Не узнав ровным счётом ничего нового, я стоял в предбаннике, курил, стряхивая пепел в жёлтую консервную банку из-под ананасов, привинченную за вывороченную крышку к батарее, когда из квартиры выскочил тощий прыщавый шкет и окликнул меня. Мальчишка тараторил быстро, сбивчиво и все время озирался на дверь:
— Только мамке не говорите. Я ей сказал, что мусор пошёл выкидывать. Кай крутой был, хоть и педик. Сигарет никогда не жалел. Дайте сигарету. Ого, у вас иностранные. Мальбара? За меня придурка одного избил. Вас я тоже помню, вы приходили к нам. А они его поперли с квартиры, все соседи сговорились. Из-за ещё одного педрилы лохматого, которого он к себе таскать начал. И компании потом пошли. Нажирались, шумели, блевали в нужнике. Мамка сама два раза ментов вызывала... Ну ему... этот, как его и поставили... матом какой-то. Либо этот с хаером сюда ни ногой больше, либо оба двигают с котомками.
— Ультиматум? Подожди, так выходит, Кит не сам съехал? — присвистнул я, протягивая пацану всю пачку, на которую он жадно косился. Сигареты мне ночью презентовал один пожилой форик. — Знаешь, куда?
— Во-во, он самый. Нее... То есть, он сказал, а я забыл. — Замотал головой мальчишка, довольно цапая пачку и запихивая её в карман поношенных треников. — Сказал еще, что теперь много на электричках будет кататься в Питер. Там название какое-то смешное было... что-то типа Катькино, Васькино или Ванькино... Не помню. Ууу, американские. Ништяк. Весь класс улетит. Скажите, а вы тоже педик, как Кит?
— Я...
В железной двери коммуналки послышался скрежет открываемых замков, мальчишка подхватил полное ведро и проворно рванул на выход, хлопнув дверью.

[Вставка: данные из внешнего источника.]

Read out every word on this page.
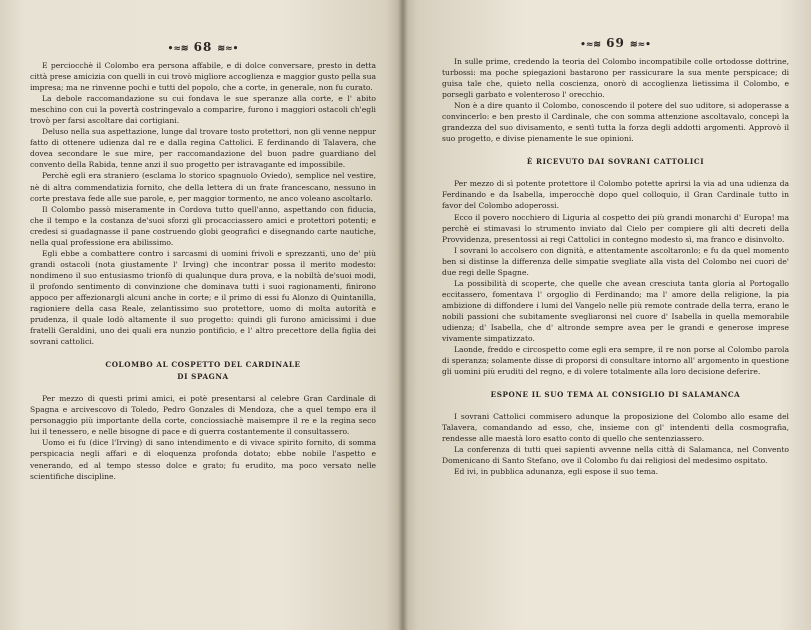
•≈≋ 68 ≋≈•

E perciocchè il Colombo era persona affabile, e di dolce conversare, presto in detta città prese amicizia con quelli in cui trovò migliore accoglienza e maggior gusto pella sua impresa; ma ne rinvenne pochi e tutti del popolo, che a corte, in generale, non fu curato.

La debole raccomandazione su cui fondava le sue speranze alla corte, e l' abito meschino con cui la povertà costringevalo a comparire, furono i maggiori ostacoli ch'egli trovò per farsi ascoltare dai cortigiani.

Deluso nella sua aspettazione, lunge dal trovare tosto protettori, non gli venne neppur fatto di ottenere udienza dal re e dalla regina Cattolici. E ferdinando di Talavera, che dovea secondare le sue mire, per raccomandazione del buon padre guardiano del convento della Rabida, tenne anzi il suo progetto per istravagante ed impossibile.

Perchè egli era straniero (esclama lo storico spagnuolo Oviedo), semplice nel vestire, nè di altra commendatizia fornito, che della lettera di un frate francescano, nessuno in corte prestava fede alle sue parole, e, per maggior tormento, ne anco voleano ascoltarlo.

Il Colombo passò miseramente in Cordova tutto quell'anno, aspettando con fiducia, che il tempo e la costanza de'suoi sforzi gli procacciassero amici e protettori potenti; e credesi si guadagnasse il pane costruendo globi geografici e disegnando carte nautiche, nella qual professione era abilissimo.

Egli ebbe a combattere contro i sarcasmi di uomini frivoli e sprezzanti, uno de' più grandi ostacoli (nota giustamente l' Irving) che incontrar possa il merito modesto: nondimeno il suo entusiasmo trionfò di qualunque dura prova, e la nobiltà de'suoi modi, il profondo sentimento di convinzione che dominava tutti i suoi ragionamenti, finirono appoco per affezionargli alcuni anche in corte; e il primo di essi fu Alonzo di Quintanilla, ragioniere della casa Reale, zelantissimo suo protettore, uomo di molta autorità e prudenza, il quale lodò altamente il suo progetto: quindi gli furono amicissimi i due fratelli Geraldini, uno dei quali era nunzio pontificio, e l' altro precettore della figlia dei sovrani cattolici.

COLOMBO AL COSPETTO DEL CARDINALE
DI SPAGNA

Per mezzo di questi primi amici, ei potè presentarsi al celebre Gran Cardinale di Spagna e arcivescovo di Toledo, Pedro Gonzales di Mendoza, che a quel tempo era il personaggio più importante della corte, conciossiachè maisempre il re e la regina seco lui il tenessero, e nelle bisogne di pace e di guerra costantemente il consultassero.

Uomo ei fu (dice l'Irving) di sano intendimento e di vivace spirito fornito, di somma perspicacia negli affari e di eloquenza profonda dotato; ebbe nobile l'aspetto e venerando, ed al tempo stesso dolce e grato; fu erudito, ma poco versato nelle scientifiche discipline.

•≈≋ 69 ≋≈•

In sulle prime, credendo la teoria del Colombo incompatibile colle ortodosse dottrine, turbossi: ma poche spiegazioni bastarono per rassicurare la sua mente perspicace; di guisa tale che, quieto nella coscienza, onorò di accoglienza lietissima il Colombo, e porsegli garbato e volenteroso l' orecchio.

Non è a dire quanto il Colombo, conoscendo il potere del suo uditore, si adoperasse a convincerlo: e ben presto il Cardinale, che con somma attenzione ascoltavalo, concepì la grandezza del suo divisamento, e sentì tutta la forza degli addotti argomenti. Approvò il suo progetto, e divise pienamente le sue opinioni.

È RICEVUTO DAI SOVRANI CATTOLICI

Per mezzo di sì potente protettore il Colombo potette aprirsi la via ad una udienza da Ferdinando e da Isabella, imperocchè dopo quel colloquio, il Gran Cardinale tutto in favor del Colombo adoperossi.

Ecco il povero nocchiero di Liguria al cospetto dei più grandi monarchi d' Europa! ma perchè ei stimavasi lo strumento inviato dal Cielo per compiere gli alti decreti della Provvidenza, presentossi ai regi Cattolici in contegno modesto sì, ma franco e disinvolto.

I sovrani lo accolsero con dignità, e attentamente ascoltaronlo; e fu da quel momento ben si distinse la differenza delle simpatie svegliate alla vista del Colombo nei cuori de' due regi delle Spagne.

La possibilità di scoperte, che quelle che avean cresciuta tanta gloria al Portogallo eccitassero, fomentava l' orgoglio di Ferdinando; ma l' amore della religione, la pia ambizione di diffondere i lumi del Vangelo nelle più remote contrade della terra, erano le nobili passioni che subitamente svegliaronsi nel cuore d' Isabella in quella memorabile udienza; d' Isabella, che d' altronde sempre avea per le grandi e generose imprese vivamente simpatizzato.

Laonde, freddo e circospetto come egli era sempre, il re non porse al Colombo parola di speranza; solamente disse di proporsi di consultare intorno all' argomento in questione gli uomini più eruditi del regno, e di volere totalmente alla loro decisione deferire.

ESPONE IL SUO TEMA AL CONSIGLIO DI SALAMANCA

I sovrani Cattolici commisero adunque la proposizione del Colombo allo esame del Talavera, comandando ad esso, che, insieme con gl' intendenti della cosmografia, rendesse alle maestà loro esatto conto di quello che sentenziassero.

La conferenza di tutti quei sapienti avvenne nella città di Salamanca, nel Convento Domenicano di Santo Stefano, ove il Colombo fu dai religiosi del medesimo ospitato.

Ed ivi, in pubblica adunanza, egli espose il suo tema.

Усталая женщина с изможденным лицом, бигудями на голове и в старом порванном халате злобно уставилась на меня:
— Ты ещё здесь, шалава? Тебе же русским языком сказали! Мы ничего больше не хотим знать об этом... Кае и таких, как вы, педерастах. Я сына воспитываю, малолетнего... у меня нормальный мальчик растёт. Пошёл отсюда, или я сейчас ментам позвоню.
Дамочке мне очень хотелось сказать, что её «нормальный» мальчик уже давно курит, в курсе, кто такие педрилы, и при этом не стесняется стрелять у них сигареты, и что с ним может быть дальше. Но вместо этого я развернулся и направился на улицу. Там отзвонился Абрамке и сообщил немногое, что удалось выведать. Труба админа молчала по-прежнему.
— Слав, поезжай уже домой, поспи. Если что-то будет новое, я позвоню, — буркнул в мобилу хозяин. — Всплывёт Кит где-нибудь, я уверен. Убедится, как его Рай кругом нашпарил, и всплывет.
А без Кита было первое время... непривычно, что ли. Казалось, вот-вот войдёт он сейчас в клуб, просто немного задерживается на смену. Дальше все полетит по-прежнему: компотик втихаря от Абрамки, хохмы с юмором ниже пояса, возня с очередным любовником в подсобке, танцы и утренние возвращения в сонном метро.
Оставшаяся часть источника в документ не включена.